MANILA, Philippines—The Bangko Sentral ng Pilipinas expects inflation to average below 4 percent in 2012, saying the benign increase in consumer prices should help encourage higher spending by individuals and enterprises.
In an ambush interview with reporters, BSP Governor Amando Tetangco Jr. said moderate inflation expected in 2012 would help boost domestic growth, particularly through the spending channel, and thus mitigate the ill-effects of the continuing debt and economic problems in the eurozone on the Philippines.
“Inflation has started to trend down, and the expectation for this year is that it will be below the midpoint of the target range,” Tetangco said.
The official inflation target for this year is between 3 and 5 percent.
The central bank chief added that moderate inflation will complement plans of the government to boost spending.
He said the economy could grow faster in 2012 than in 2011 should inflation expectation and spending plans materialize.
In the first three quarters of 2011, the economy grew by 3.6 percent.
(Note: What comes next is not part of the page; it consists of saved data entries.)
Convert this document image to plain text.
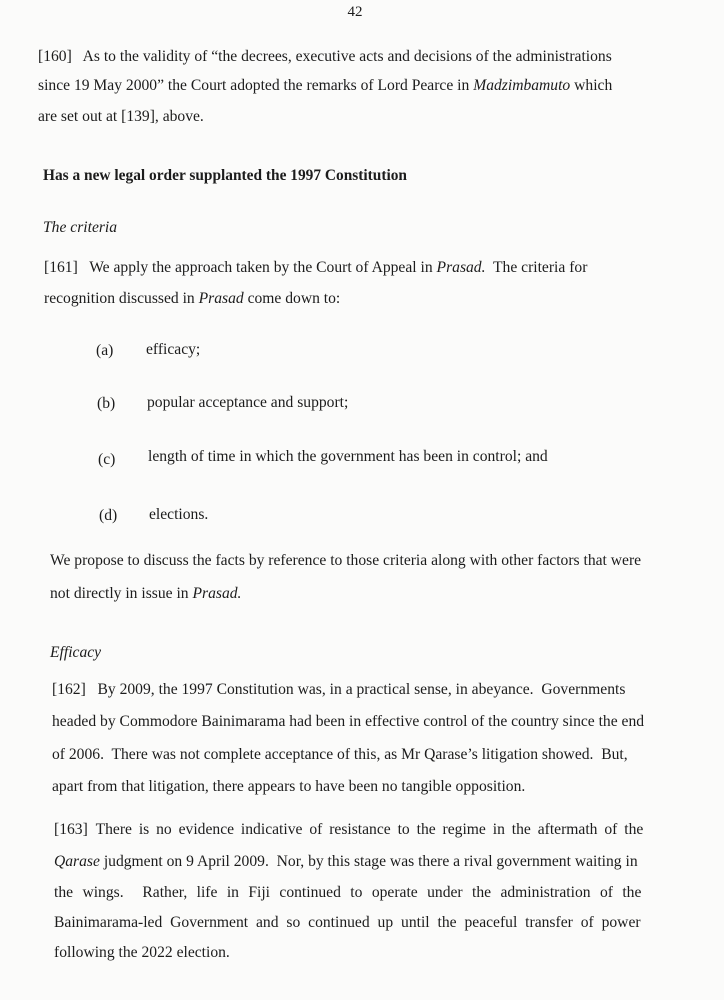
42
[160] As to the validity of “the decrees, executive acts and decisions of the administrations
since 19 May 2000” the Court adopted the remarks of Lord Pearce in Madzimbamuto which
are set out at [139], above.
Has a new legal order supplanted the 1997 Constitution
The criteria
[161] We apply the approach taken by the Court of Appeal in Prasad.  The criteria for
recognition discussed in Prasad come down to:
(a) efficacy;
(b) popular acceptance and support;
(c) length of time in which the government has been in control; and
(d) elections.
We propose to discuss the facts by reference to those criteria along with other factors that were
not directly in issue in Prasad.
Efficacy
[162] By 2009, the 1997 Constitution was, in a practical sense, in abeyance.  Governments
headed by Commodore Bainimarama had been in effective control of the country since the end
of 2006.  There was not complete acceptance of this, as Mr Qarase’s litigation showed.  But,
apart from that litigation, there appears to have been no tangible opposition.
[163] There is no evidence indicative of resistance to the regime in the aftermath of the
Qarase judgment on 9 April 2009.  Nor, by this stage was there a rival government waiting in
the wings.  Rather, life in Fiji continued to operate under the administration of the
Bainimarama-led Government and so continued up until the peaceful transfer of power
following the 2022 election.
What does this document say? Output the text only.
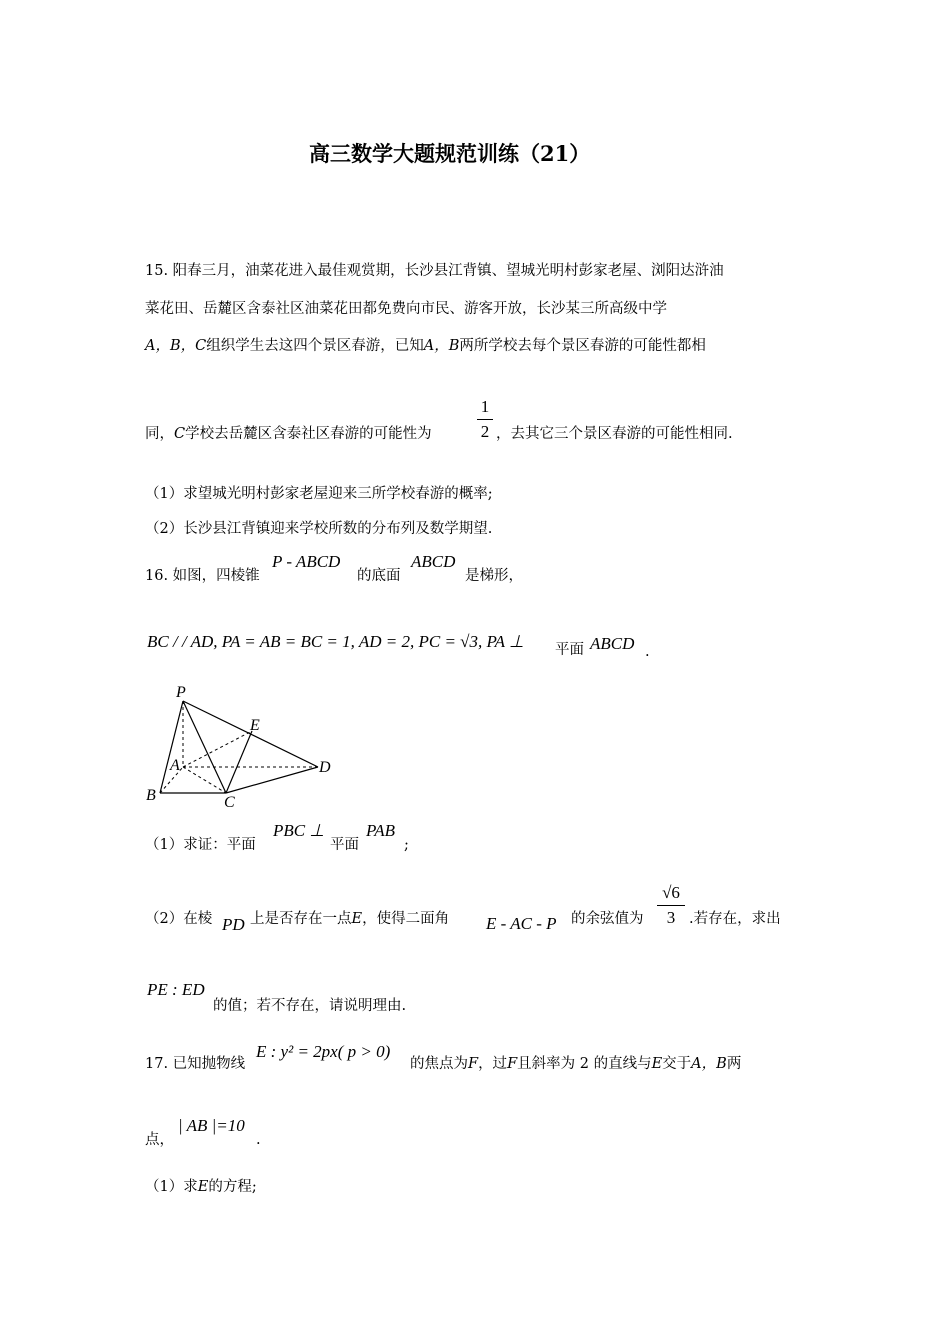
高三数学大题规范训练（21）
15. 阳春三月，油菜花进入最佳观赏期，长沙县江背镇、望城光明村彭家老屋、浏阳达浒油
菜花田、岳麓区含泰社区油菜花田都免费向市民、游客开放，长沙某三所高级中学
A，B，C组织学生去这四个景区春游，已知A，B两所学校去每个景区春游的可能性都相
同，C学校去岳麓区含泰社区春游的可能性为
1
2 ，去其它三个景区春游的可能性相同.
（1）求望城光明村彭家老屋迎来三所学校春游的概率;
（2）长沙县江背镇迎来学校所数的分布列及数学期望.
16. 如图，四棱锥
P - ABCD
的底面
ABCD
是梯形，
BC / / AD, PA = AB = BC = 1, AD = 2, PC = √3, PA ⊥ 平面 ABCD .
P
E
A	D
B	C
（1）求证：平面
PBC ⊥
平面
PAB
;
（2）在棱 PD 上是否存在一点E，使得二面角 E - AC - P 的余弦值为
√6
3 .若存在，求出
PE : ED
的值；若不存在，请说明理由.
17. 已知抛物线
E : y² = 2px( p > 0)
的焦点为F，过F且斜率为 2 的直线与E交于A，B两
点，
| AB |=10
.
（1）求E的方程;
While economists said the rate was respectable, it made the full-year target of at least 4.5 percent difficult, if not impossible, to achieve.
The slower-than-desired growth in 2011 was blamed partly on the economic woes of the eurozone and the United States, which are two of the biggest export markets. The problems in the West led to declines in export incomes of emerging Asian economies, including the Philippines.
The slow growth last year was also attributed to underspending by the national government. Finance officials, however, earlier vowed to reverse this year the underspending last year. They said pump-priming will be a focus of the government’s fiscal program for 2012.
“With both fiscal and monetary-policy support, growth of the economy may be boosted and the impact of the slower export growth may be mitigated,” Tetangco said.
He said the low-inflation environment gave the BSP the flexibility to cut interest rates.
The BSP has signaled it may cut its key policy rates, which influence commercial interest rates, in the first quarter of this year. Monetary officials said lower interest rates should help boost demand for loans, and thus help accelerate rise in consumption and investments.
“We have room for possible easing [of interest rates] this quarter given the favorable inflation outlook,” Tetangco said.
The BSP’s key policy rates currently stand at 4.5 percent for overnight borrowing and 6.5 percent for overnight lending.